In unseren Kursen wird häufig thematisiert, wie Feuerwehren auf den Ausfall von Tunneltechnik, beispielsweise Lüftungsanlagen, reagieren sollten. Wir haben diese Frage in unserem Didaktik- und Entwicklungsteam diskutiert. Das Ergebnis: Mit solchen Lagen ist situativ umzugehen. Das kann nach dem Prinzip «Plan B» beispielweise in Planspielübungen trainiert werden.
Hilfreiche Technik, die auch ausfallen kann
Bahn- und Strassentunnel sind mit einer Vielzahl technischer Anlagen ausgestattet, die für die Arbeit der Feuerwehr hilfreich sind, insbesondere der Tunnelfunk, Lüftungsanlagen und die Wasserversorgung. Im Einsatz können technische Anlagen ausfallen. Aber auch Einrichtungen wie Notausgangstüren können in seltenen Fällen ausser Betrieb sein.

Viel komplexe Technik im Hintergrund
Viel komplexe Technik im Hintergrund Viele Sicherheitseinrichtungen von Tunneln sind offensichtlich, z. B. Hydranten, Notbeleuchtungen oder SOS-Nischen mit Feuerlöschern und Notrufeinrichtungen. Aber erst der Blick hinter die Kulissen zeigt die ganze Vielfalt und Komplexität der für die Feuerwehr relevanten Tunneltechnik. Deshalb geben wir die generelle Empfehlung, Tunnelanlagen im eigenen Einsatzbereich regelmässig zu begehen und dabei im Gespräch mit Mitarbeitern des Tunnelbetreibers auch zu klären, welche Technik ausfallen und welche Konsequenzen dies für die Einsatzabläufe haben könnte.




Konsequenzen können sehr unterschiedlich sein
Im konkreten Einsatz kann sich das Versagen von Tunneltechnik sehr unterschiedlich auswirken. Im einen Fall stellt der Ausfall der tunnelseitigen Wasserversorgung kein gravierendes Problem dar, weil der Wasservorrat der Tanklöschfahrzeuge für die gestellte Aufgabe ausreicht.
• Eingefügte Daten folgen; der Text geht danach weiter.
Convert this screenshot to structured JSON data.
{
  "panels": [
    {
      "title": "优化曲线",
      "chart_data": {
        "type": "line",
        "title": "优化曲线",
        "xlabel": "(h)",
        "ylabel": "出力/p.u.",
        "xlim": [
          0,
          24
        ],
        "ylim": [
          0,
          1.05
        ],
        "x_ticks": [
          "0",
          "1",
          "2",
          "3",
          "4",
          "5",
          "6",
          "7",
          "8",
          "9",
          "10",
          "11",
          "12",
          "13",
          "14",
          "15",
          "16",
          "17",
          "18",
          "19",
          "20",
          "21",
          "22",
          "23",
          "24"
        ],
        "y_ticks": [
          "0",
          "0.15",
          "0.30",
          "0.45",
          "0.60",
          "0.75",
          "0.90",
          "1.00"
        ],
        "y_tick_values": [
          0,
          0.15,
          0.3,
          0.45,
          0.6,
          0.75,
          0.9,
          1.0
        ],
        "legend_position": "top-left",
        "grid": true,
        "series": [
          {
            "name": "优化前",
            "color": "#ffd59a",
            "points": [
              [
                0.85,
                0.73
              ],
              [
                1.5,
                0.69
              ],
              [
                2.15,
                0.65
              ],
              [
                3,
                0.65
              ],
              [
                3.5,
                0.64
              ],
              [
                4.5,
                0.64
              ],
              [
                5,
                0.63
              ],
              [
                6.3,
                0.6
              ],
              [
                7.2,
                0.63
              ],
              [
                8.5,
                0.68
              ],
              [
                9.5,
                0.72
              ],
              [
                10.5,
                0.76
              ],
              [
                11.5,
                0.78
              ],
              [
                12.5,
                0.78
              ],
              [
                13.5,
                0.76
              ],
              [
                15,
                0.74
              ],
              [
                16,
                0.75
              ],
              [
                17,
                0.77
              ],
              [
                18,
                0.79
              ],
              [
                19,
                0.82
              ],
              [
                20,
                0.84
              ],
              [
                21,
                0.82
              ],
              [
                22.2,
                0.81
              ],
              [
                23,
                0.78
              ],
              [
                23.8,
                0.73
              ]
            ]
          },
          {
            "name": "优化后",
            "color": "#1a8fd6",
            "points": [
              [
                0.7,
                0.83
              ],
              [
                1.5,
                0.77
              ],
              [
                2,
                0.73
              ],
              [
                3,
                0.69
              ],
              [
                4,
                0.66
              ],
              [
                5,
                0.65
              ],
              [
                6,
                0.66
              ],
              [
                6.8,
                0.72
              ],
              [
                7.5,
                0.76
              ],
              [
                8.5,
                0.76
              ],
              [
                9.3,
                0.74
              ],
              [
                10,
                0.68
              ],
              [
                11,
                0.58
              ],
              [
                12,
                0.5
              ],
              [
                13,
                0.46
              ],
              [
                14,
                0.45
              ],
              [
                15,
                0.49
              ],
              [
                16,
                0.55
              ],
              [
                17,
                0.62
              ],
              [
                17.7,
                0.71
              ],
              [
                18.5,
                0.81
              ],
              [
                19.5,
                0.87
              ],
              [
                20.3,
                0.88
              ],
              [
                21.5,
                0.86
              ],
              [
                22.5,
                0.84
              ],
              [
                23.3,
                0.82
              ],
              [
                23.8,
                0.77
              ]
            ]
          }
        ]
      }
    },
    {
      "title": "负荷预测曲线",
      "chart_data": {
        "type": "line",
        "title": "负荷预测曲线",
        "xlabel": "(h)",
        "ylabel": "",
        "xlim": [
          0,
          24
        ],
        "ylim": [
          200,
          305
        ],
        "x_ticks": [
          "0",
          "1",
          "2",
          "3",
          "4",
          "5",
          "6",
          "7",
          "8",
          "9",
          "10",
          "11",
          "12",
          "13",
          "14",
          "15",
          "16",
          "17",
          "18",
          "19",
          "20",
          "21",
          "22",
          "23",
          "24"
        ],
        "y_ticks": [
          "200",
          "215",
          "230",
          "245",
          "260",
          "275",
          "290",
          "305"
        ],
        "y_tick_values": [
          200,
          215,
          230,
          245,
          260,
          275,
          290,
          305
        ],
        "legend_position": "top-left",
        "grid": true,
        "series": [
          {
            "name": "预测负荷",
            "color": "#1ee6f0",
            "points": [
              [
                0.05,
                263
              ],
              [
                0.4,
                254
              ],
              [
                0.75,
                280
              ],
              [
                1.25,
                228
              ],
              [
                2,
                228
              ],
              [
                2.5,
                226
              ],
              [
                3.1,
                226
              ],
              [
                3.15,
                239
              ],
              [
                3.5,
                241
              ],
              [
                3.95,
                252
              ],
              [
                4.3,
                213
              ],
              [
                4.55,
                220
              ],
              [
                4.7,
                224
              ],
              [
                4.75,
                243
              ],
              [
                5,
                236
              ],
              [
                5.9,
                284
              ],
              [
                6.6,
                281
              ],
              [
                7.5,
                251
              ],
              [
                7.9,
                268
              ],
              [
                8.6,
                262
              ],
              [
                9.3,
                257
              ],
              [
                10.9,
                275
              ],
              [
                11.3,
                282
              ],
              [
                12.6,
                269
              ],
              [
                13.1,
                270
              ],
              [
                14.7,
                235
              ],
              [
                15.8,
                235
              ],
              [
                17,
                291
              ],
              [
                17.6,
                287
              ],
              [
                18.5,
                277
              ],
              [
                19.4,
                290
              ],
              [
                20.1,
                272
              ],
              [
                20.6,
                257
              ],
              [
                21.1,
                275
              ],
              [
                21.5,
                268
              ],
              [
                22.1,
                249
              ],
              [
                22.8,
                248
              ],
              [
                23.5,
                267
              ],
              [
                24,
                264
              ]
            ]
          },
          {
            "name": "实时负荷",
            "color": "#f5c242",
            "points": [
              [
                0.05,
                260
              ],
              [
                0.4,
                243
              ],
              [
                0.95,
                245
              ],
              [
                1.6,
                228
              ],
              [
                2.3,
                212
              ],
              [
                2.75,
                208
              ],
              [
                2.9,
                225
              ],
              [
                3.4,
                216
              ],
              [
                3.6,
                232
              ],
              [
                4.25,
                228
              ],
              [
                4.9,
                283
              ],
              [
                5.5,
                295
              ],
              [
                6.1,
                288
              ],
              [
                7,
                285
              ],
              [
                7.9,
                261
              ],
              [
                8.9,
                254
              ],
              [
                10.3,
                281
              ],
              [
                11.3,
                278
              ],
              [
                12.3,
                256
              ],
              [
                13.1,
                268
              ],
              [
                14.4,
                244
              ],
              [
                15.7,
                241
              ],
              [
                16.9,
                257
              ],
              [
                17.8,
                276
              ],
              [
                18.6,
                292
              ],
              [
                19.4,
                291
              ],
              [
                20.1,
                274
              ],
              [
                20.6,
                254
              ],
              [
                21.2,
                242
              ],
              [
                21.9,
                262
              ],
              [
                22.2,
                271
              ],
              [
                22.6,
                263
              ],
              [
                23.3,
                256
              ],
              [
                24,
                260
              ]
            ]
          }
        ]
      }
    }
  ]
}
In einer anderen Situation könnte Wassermangel die Einsatzkräfte zwingen, sich zurückzuziehen und zunächst eine Ersatzversorgung aufzubauen.
Prinzip «Plan B»
Das Didaktik- und Entwicklungsteam der International Fire Academy empfiehlt, den möglichen Ausfall einsatzrelevanter Tunneltechnik bewusst bei Planspielübungen zu thematisieren. Beispielsweise indem die Meldung eingespielt wird, die Tunnellüftung sei ausgefallen. Dann ist es Aufgabe der Übenden zu überlegen, wie sich dies in dem gerade beübten Tunnel und dem angenommenen Szenario auswirken würde und wie darauf reagiert werden könnte. Die Idee ist, einen Plan B zu entwickeln, bevor Plan A nicht funktioniert. Oder zumindest eine Vorstellung zu haben, wie mit Störungen der Tunneltechnik umzugehen ist, wer die Ansprechpartner sind und welche Informationen beschafft werden müssten.

Spezialfall Störung des Funks
Nicht jeder Ausfall von Tunneltechnik ist problematisch, weshalb die Lage letztlich situativ zu beurteilen und zu bewältigen ist. Immer gefährlich ist jedoch der Ausfall von Funkverbindungen zu oder zwischen Atemschutzgeräteträgern. Denn dann ist keine Truppüberwachung mehr möglich und die Einsatzkräfte könnten nicht mehr sicher einen Notruf absetzen. Deshalb gilt hier: Die Einsatzkräfte ziehen sich auf jeden Fall mindestens so weit zurück, bis die Funkverbindung wieder hergestellt ist.